Marvel Avengers Campus to wręcz mekka wszystkich fanów Marvela. Tak jak w całym Disneylandzie, Myszka Miki narzuca w nim reżim dobrej zabawy. Tam po prostu nie da się spacerować ze skwaszoną miną. Nawet przy brzydkiej pogodzie jest przecież głośno, kolorowo i wesoło. Nieważne, jak wielkim ponurakiem jesteś na co dzień. Szybko dopuścisz do głosu rozentuzjazmowane, wewnętrzne dziecko. Nie ma innej opcji, bo przecież wstępujesz do znanego z filmów i seriali świata. Stajesz się kumplem ulubionych superbohaterów. Oni wpuszczają cię do swojej rzeczywistości i są na wyciągnięcie twojej ręki. I to dosłownie.

Marvel Avengers Campus - Disneyland

Marvel Avengers Campus - jakie atrakcje czekają na fanów w Disneyland Paris?

Tłum ludzi - zawsze i wszędzie w Disneylandzie to oczywiście minus takich wycieczek. Ale gdy już wejdziesz na Marvel Avengers Campus, nagle zapomnisz o wszelkich niedogodnościach. Przywita cię bowiem któryś z superbohaterów. Na przykład Spider-Man, który korzysta z wolnego czasu, bo zadanie domowe już odrobił, a walczyć ze złolami akurat nie musi, więc stoi sobie na wysokości i macha do obserwującej go uważnie widowni. Jaka to jest radość, gdy pokazuje, jak strzela pajęczymi nićmi. Trzeba się temu przyjrzeć, bo zaraz poprosi nas o pomoc w pozbyciu się plagi mechanicznych pająków.

Czytaj także:

"Spider-Man W.E.B. Adventure" to atrakcja, w ramach której zobaczysz Toma Hollanda. To on (gadając po francusku, ale z angielskimi napisami) zaprasza chętnych do wspólnej zabawy. Opowiada, co się wydarzyło, a pracownicy Disneylandu szykują dla was specjalne okulary. Te cudowne wynalazki gaslightingują lepiej niż Mysterio, bo za ich właśnie sprawą, jadąc za chwilę czerwonym wagonikiem, uwierzysz, że potrafisz strzelać pajęczą siecią. Naprawdę! Tak to wygląda: podróżujesz po budynku Tony'ego Starka, Człowiek Pająk do ciebie gada, a ty machasz ręką w kierunku atakujących cię ze wszystkich stron mechanicznych pająków. Idzie się spocić bardziej niż Happy Hogan w towarzystwie cioci May.
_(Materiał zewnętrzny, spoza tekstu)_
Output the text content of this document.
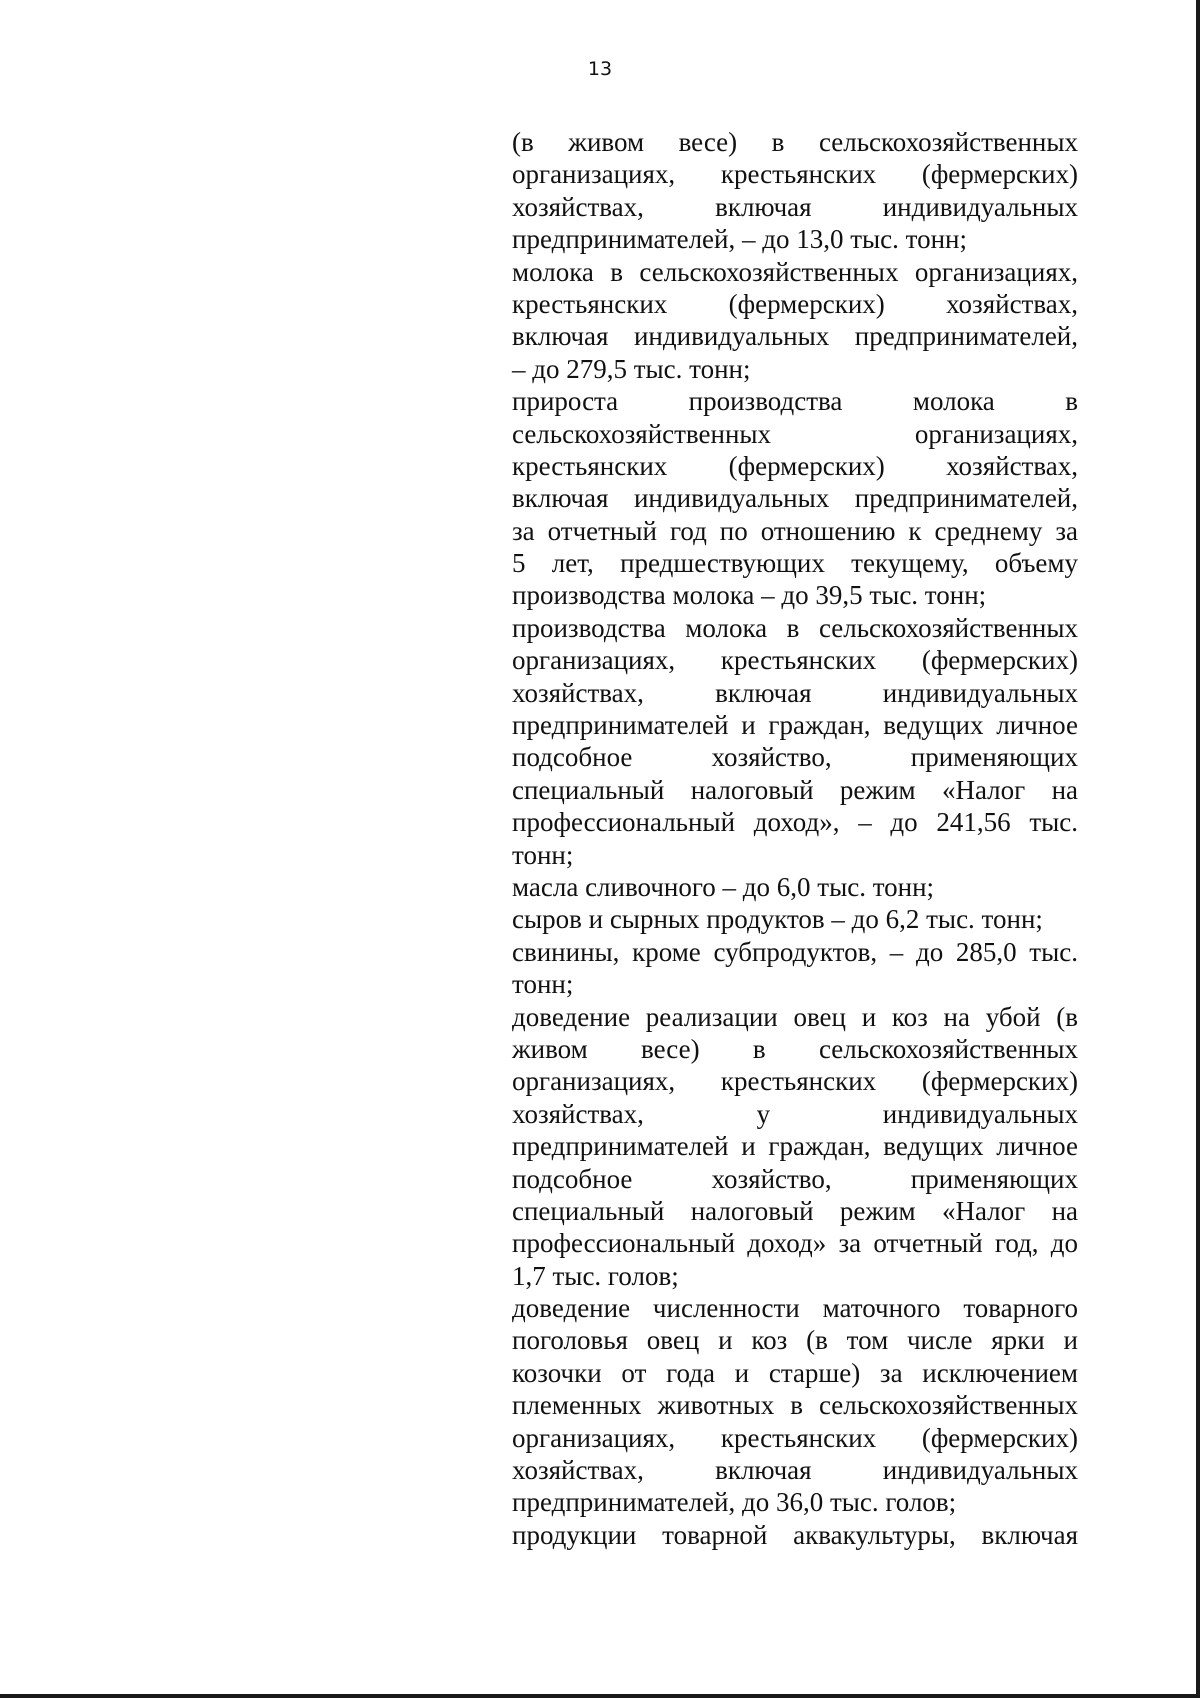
13
(в живом весе) в сельскохозяйственных
организациях, крестьянских (фермерских)
хозяйствах, включая индивидуальных
предпринимателей, – до 13,0 тыс. тонн;
молока в сельскохозяйственных организациях,
крестьянских (фермерских) хозяйствах,
включая индивидуальных предпринимателей,
– до 279,5 тыс. тонн;
прироста производства молока в
сельскохозяйственных организациях,
крестьянских (фермерских) хозяйствах,
включая индивидуальных предпринимателей,
за отчетный год по отношению к среднему за
5 лет, предшествующих текущему, объему
производства молока – до 39,5 тыс. тонн;
производства молока в сельскохозяйственных
организациях, крестьянских (фермерских)
хозяйствах, включая индивидуальных
предпринимателей и граждан, ведущих личное
подсобное хозяйство, применяющих
специальный налоговый режим «Налог на
профессиональный доход», – до 241,56 тыс.
тонн;
масла сливочного – до 6,0 тыс. тонн;
сыров и сырных продуктов – до 6,2 тыс. тонн;
свинины, кроме субпродуктов, – до 285,0 тыс.
тонн;
доведение реализации овец и коз на убой (в
живом весе) в сельскохозяйственных
организациях, крестьянских (фермерских)
хозяйствах, у индивидуальных
предпринимателей и граждан, ведущих личное
подсобное хозяйство, применяющих
специальный налоговый режим «Налог на
профессиональный доход» за отчетный год, до
1,7 тыс. голов;
доведение численности маточного товарного
поголовья овец и коз (в том числе ярки и
козочки от года и старше) за исключением
племенных животных в сельскохозяйственных
организациях, крестьянских (фермерских)
хозяйствах, включая индивидуальных
предпринимателей, до 36,0 тыс. голов;
продукции товарной аквакультуры, включая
Marvel Avengers Campus - Disneyland Paris

Wychodząc ze "Spider-Man W.E.B. Adventure" zapewne poczujesz zapachy z pobliskiej PYM Kitchen. I już ci w brzuchu burczy, już z jęzorem na wierzchu idziesz w jej kierunku i wtedy... TU! Turururru... Tu... Tyryryry... Tak, dobrze słyszysz. To motyw muzyczny Avengerów. Potrzebują twojej pomocy w zbliżającej się misji. Możesz podążać za muzyką prosto w stronę szalonej przygody, ale nie jesteś przecież przygotowany. Trochę pajęczą siecią postrzelałeś i to tyle. Na szczęście wystarczy się rozejrzeć, aby zauważyć, że tuż obok stoi "Hero Training Center". Jeśli zarezerwowałeś sobie wcześniej miejsce, czas, aby któryś z superbohaterów przygotował cię do boju.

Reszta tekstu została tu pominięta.